Let $H$ be a Hilbert space and let $E$ be a closed convex subset of $H$ . Prove that there exists a unique element $x \in E$ such that

\norm{x} = \inf_{y \in E}\,\norm{y}.

Solution.

First observe that we have the parallelogram law:

\norm{x - y}^2 + \norm{x + y}^2 = 2\norm{x}^2 + 2\norm{y}^2

Set $\delta = \inf_{y \in E}\,\norm{y}$ and let $\set{x_n}_n \subseteq E$ be a sequence in $E$ such that $\norm{x_n} \to \delta$ . Since $E$ is convex, $\frac{1}{2}\p{x_n + x_m} \in E$ for any $n, m \geq 1$ . Combined with the triangle inequality, this implies

\delta \leq \norm{\frac{x_n + x_m}{2}} \leq \frac{\norm{x_n} + \norm{x_m}}{2} \xrightarrow{n,m\to\infty} \delta.

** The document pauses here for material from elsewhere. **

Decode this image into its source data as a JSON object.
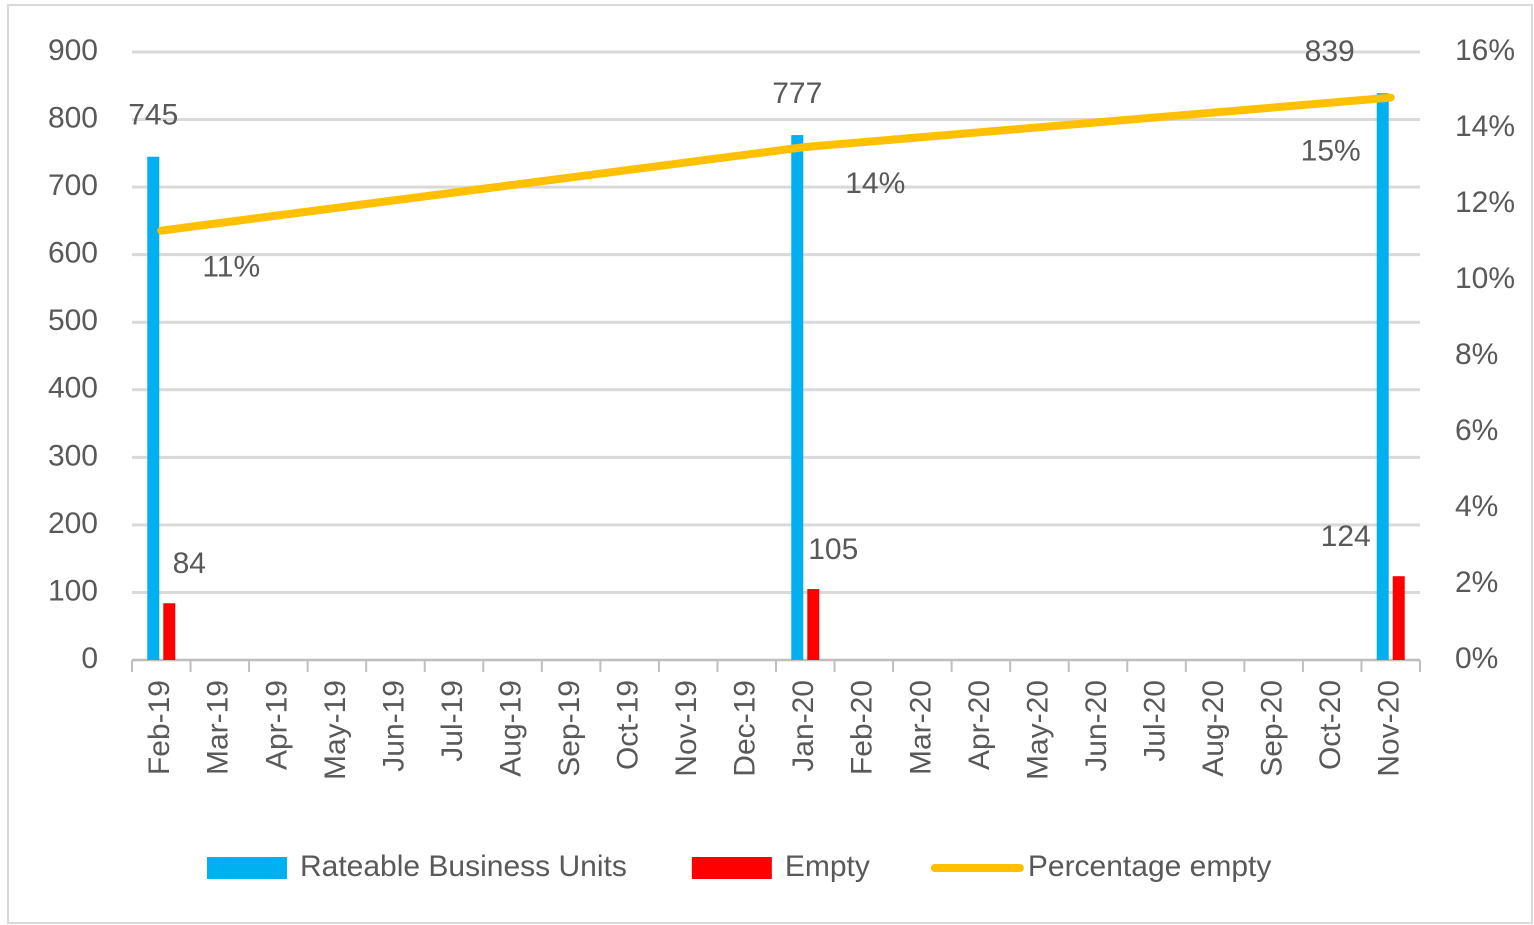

Thus, by the parallelogram law,

\begin{gathered} \norm{\frac{x_n - x_m}{2}}^2 + \norm{\frac{x_n + x_m}{2}}^2 = 2\norm{\frac{x_n}{2}}^2 + 2\norm{\frac{x_m}{2}}^2 \\ \implies \norm{x_n - x_m}^2 = \frac{\norm{x_n}^2 + \norm{x_m}^2}{2} - \norm{\frac{x_n + x_m}{2}}^2 \xrightarrow{n,m\to\infty} \frac{\delta^2 + \delta^2}{2} - \delta^2 = 0. \end{gathered}

In other words, $\set{x_n}_n$ is Cauchy, so it converges to some $x \in H$ . Since $E$ was closed, it follows that $x \in E$ , which proves existence. To show uniqueness, suppose $x^* \in E$ is another minimizer. Then by convexity, $\frac{1}{2}\p{x + x^*} \in E$ and so by another application of the parallelogram law,

\begin{gathered} \norm{\frac{x - x^*}{2}}^2 + \norm{\frac{x + x^*}{2}}^2 = 2\norm{\frac{x}{2}}^2 + 2\norm{\frac{x^*}{2}}^2 = \frac{\delta^2}{2} + \frac{\delta^2}{2} = \delta^2 \\ \implies \delta^2 \leq \norm{\frac{x + x^*}{2}}^2 = \delta^2 - \norm{\frac{x - x^*}{2}}^2. \end{gathered}

The first inequality comes from the fact that $\frac{1}{2}\p{x + x^*} \in E$ and the fact that $\delta$ is the minimum norm. Thus, $\norm{x - x^*} = 0 \implies x = x^*$ , which completes the proof.